6. Love unconditionally

A friend of mine once asked my advice about something she already knew I disagreed with. Despite my warnings, she went ahead and put herself in danger. I entertained the thought of proverbially washing my hands of the friendship—for a millisecond. The Holy Spirit reminded me of Christ’s selfless love toward me. I listened to the Spirit’s prompting and nurtured our friendship amid the chaos. Would I have emulated Christ’s love if I had abandoned her in the valley?

7. Don’t control or clone

I’m walking alongside a young mother who is re-establishing her family. Some people in her life insist she adopt certain behaviours before she can do so. Some of the expectations are reasonable, but most of them are not. Every time my friend takes a step backward, Jesus reminds me He loves her right now, even as she’s learning, and so should I. At no time should I project my own expectations of who she should be, nor put a deadline on when she should have it all together.

When Jesus walked with His disciples, He recognized where they came from, what factors had shaped them, and the long roads ahead to their reformation. He also asks us to be like Him, but knows each of us will reflect His glory in a unique way.

8. Ask questions and never stop learning

One of the most effective tools I have learned through community advocacy work is to ask questions. Asking questions is a sign of respect and an act of submitting to one another. It builds up character and allows the other person to see they have something of value to add to the conversation.

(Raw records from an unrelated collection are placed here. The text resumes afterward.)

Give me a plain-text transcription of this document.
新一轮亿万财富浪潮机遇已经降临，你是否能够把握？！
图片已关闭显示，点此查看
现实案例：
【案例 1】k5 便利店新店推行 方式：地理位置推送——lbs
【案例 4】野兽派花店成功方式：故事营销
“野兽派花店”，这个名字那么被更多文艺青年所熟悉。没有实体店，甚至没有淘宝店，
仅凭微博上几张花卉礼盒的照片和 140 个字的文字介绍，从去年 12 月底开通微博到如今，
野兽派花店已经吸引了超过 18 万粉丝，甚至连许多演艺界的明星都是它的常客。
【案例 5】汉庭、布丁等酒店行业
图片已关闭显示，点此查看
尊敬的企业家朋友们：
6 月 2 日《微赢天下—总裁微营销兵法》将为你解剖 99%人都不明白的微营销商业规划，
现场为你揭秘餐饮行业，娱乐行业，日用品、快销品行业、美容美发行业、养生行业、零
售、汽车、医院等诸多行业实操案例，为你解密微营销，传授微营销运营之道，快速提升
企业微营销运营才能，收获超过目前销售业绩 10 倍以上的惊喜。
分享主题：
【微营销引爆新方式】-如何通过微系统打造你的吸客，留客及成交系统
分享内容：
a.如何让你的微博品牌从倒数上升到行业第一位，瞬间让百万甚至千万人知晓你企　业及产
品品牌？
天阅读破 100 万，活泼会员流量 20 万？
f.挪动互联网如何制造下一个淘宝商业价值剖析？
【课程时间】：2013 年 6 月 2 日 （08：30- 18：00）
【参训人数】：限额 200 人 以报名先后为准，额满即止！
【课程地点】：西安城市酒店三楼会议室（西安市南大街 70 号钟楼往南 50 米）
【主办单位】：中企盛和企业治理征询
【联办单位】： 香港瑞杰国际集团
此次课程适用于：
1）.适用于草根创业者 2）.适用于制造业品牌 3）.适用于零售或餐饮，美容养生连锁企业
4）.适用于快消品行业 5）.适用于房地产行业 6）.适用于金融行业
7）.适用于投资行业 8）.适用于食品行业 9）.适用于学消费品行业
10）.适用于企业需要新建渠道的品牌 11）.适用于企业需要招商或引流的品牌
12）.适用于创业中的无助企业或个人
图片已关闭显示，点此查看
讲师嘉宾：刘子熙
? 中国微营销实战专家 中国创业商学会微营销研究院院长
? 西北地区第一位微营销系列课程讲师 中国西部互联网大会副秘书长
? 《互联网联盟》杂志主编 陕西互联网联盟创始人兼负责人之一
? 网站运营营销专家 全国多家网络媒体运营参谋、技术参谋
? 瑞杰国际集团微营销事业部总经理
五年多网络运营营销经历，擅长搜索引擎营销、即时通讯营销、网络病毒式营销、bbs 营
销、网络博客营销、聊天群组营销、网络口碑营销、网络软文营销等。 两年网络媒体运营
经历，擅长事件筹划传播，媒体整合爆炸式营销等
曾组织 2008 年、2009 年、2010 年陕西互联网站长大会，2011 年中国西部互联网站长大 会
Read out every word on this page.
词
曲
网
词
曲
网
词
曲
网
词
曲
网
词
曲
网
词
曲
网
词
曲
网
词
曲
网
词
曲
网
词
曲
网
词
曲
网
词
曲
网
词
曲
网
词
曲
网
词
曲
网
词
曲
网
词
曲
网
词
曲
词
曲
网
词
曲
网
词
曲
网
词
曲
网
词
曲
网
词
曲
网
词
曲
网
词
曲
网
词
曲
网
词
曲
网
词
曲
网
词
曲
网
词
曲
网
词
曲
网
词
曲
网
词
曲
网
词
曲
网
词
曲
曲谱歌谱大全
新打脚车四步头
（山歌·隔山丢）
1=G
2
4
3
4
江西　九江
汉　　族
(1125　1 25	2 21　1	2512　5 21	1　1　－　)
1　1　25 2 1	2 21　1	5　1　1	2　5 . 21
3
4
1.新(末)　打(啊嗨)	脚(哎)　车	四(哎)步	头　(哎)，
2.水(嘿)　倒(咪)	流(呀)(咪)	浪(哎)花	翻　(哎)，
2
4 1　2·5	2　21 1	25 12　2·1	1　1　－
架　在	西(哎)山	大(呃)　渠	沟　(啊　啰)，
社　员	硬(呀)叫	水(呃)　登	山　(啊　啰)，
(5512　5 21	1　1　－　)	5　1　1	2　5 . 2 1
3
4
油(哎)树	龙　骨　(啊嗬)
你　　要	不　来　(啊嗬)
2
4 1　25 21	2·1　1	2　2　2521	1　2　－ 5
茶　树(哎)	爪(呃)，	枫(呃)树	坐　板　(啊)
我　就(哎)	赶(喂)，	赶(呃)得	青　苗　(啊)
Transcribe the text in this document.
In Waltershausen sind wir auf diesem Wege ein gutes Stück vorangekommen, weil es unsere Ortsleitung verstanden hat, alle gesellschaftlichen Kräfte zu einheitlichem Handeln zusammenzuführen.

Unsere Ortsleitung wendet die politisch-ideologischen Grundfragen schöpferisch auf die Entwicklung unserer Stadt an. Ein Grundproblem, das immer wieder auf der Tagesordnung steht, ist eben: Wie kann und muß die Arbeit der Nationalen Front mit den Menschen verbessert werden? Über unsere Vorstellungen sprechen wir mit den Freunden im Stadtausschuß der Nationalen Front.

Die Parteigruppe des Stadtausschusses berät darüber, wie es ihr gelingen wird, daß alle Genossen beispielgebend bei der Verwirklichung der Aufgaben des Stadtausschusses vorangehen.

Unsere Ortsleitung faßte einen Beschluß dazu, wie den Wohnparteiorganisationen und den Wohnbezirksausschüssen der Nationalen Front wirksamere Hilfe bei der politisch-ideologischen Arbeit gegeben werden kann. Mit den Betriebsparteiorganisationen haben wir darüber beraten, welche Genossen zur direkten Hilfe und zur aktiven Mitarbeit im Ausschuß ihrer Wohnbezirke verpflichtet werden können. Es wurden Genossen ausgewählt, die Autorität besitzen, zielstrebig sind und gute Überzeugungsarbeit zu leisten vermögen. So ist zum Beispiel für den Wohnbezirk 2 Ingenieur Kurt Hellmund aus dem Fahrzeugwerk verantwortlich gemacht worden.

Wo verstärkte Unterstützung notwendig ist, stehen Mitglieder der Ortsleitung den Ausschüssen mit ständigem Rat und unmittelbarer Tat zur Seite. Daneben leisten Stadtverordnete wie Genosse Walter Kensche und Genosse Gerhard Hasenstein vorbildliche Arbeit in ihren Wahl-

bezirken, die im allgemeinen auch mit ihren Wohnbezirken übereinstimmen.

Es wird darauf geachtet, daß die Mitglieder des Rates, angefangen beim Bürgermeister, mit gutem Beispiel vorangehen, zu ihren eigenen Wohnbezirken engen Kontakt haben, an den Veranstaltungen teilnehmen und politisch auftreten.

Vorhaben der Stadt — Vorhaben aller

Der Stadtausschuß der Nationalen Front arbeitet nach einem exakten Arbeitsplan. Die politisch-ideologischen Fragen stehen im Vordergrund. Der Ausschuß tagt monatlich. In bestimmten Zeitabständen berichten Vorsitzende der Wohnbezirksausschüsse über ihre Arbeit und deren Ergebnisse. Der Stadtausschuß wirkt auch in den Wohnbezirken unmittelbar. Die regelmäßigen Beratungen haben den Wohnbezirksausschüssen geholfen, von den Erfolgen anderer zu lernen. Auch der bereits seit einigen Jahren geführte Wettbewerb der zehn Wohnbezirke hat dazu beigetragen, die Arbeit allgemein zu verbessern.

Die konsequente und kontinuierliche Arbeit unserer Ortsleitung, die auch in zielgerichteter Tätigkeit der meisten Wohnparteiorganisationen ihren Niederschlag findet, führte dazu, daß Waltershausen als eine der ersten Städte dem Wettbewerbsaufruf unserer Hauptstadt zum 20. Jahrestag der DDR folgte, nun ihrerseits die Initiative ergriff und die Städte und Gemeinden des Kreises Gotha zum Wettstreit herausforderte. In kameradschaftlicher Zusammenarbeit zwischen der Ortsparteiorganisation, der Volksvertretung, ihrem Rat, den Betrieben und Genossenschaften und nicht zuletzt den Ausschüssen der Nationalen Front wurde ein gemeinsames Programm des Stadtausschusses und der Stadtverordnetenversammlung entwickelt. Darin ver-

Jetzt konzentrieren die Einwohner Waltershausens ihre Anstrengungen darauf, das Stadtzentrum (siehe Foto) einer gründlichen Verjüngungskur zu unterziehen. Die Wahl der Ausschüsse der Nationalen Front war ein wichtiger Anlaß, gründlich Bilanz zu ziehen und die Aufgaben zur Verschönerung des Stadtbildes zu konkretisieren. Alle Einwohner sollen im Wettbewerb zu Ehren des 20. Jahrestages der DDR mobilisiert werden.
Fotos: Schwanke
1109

Their unique insight reminds us we always have more to learn (1 Corinthians 27-29).

9. Seek God’s will

We must seek the Lord’s will when making decisions. There is no hard and fast rule on how to hear God’s directives. Studying Scripture is helpful, and specific passages may come to mind. We need the Holy Spirit to resist our natural tendency to lean on our own understanding and then slap God’s name on whatever we decide to do (Proverbs 3:5-6).

As a rule of thumb, consult God for an extended period and then wait. Move forward cautiously and watch for doors to open or close. Consult your pastor and two other steadfast Christians to confirm or oppose the direction you seek. Don’t just go to friends who will tell you what you want to hear. If you panic, prayerfully discern whether this is a sign you are insisting on your own way.

10. Know the power of silence

Are you filling silence because it’s what is best for those you’re leading, or because it makes you feel important or heard? Be careful of speaking just to hear the sound of your voice. Silence allows the Holy Spirit to stir. There is no need for “I told you so,” because wisdom echoes best within the walls of silence.

I believe the wisest leaders in this past year and a half of uncertainty caused by Covid-19 have been those who know the power of silence. Much of what we have experienced in this time has not had an easy answer. A multitude of words won’t ease our pain. Consider Christ’s example. What accomplished our salvation—a lengthy speech or a silent sacrifice (Isaiah 53:7)?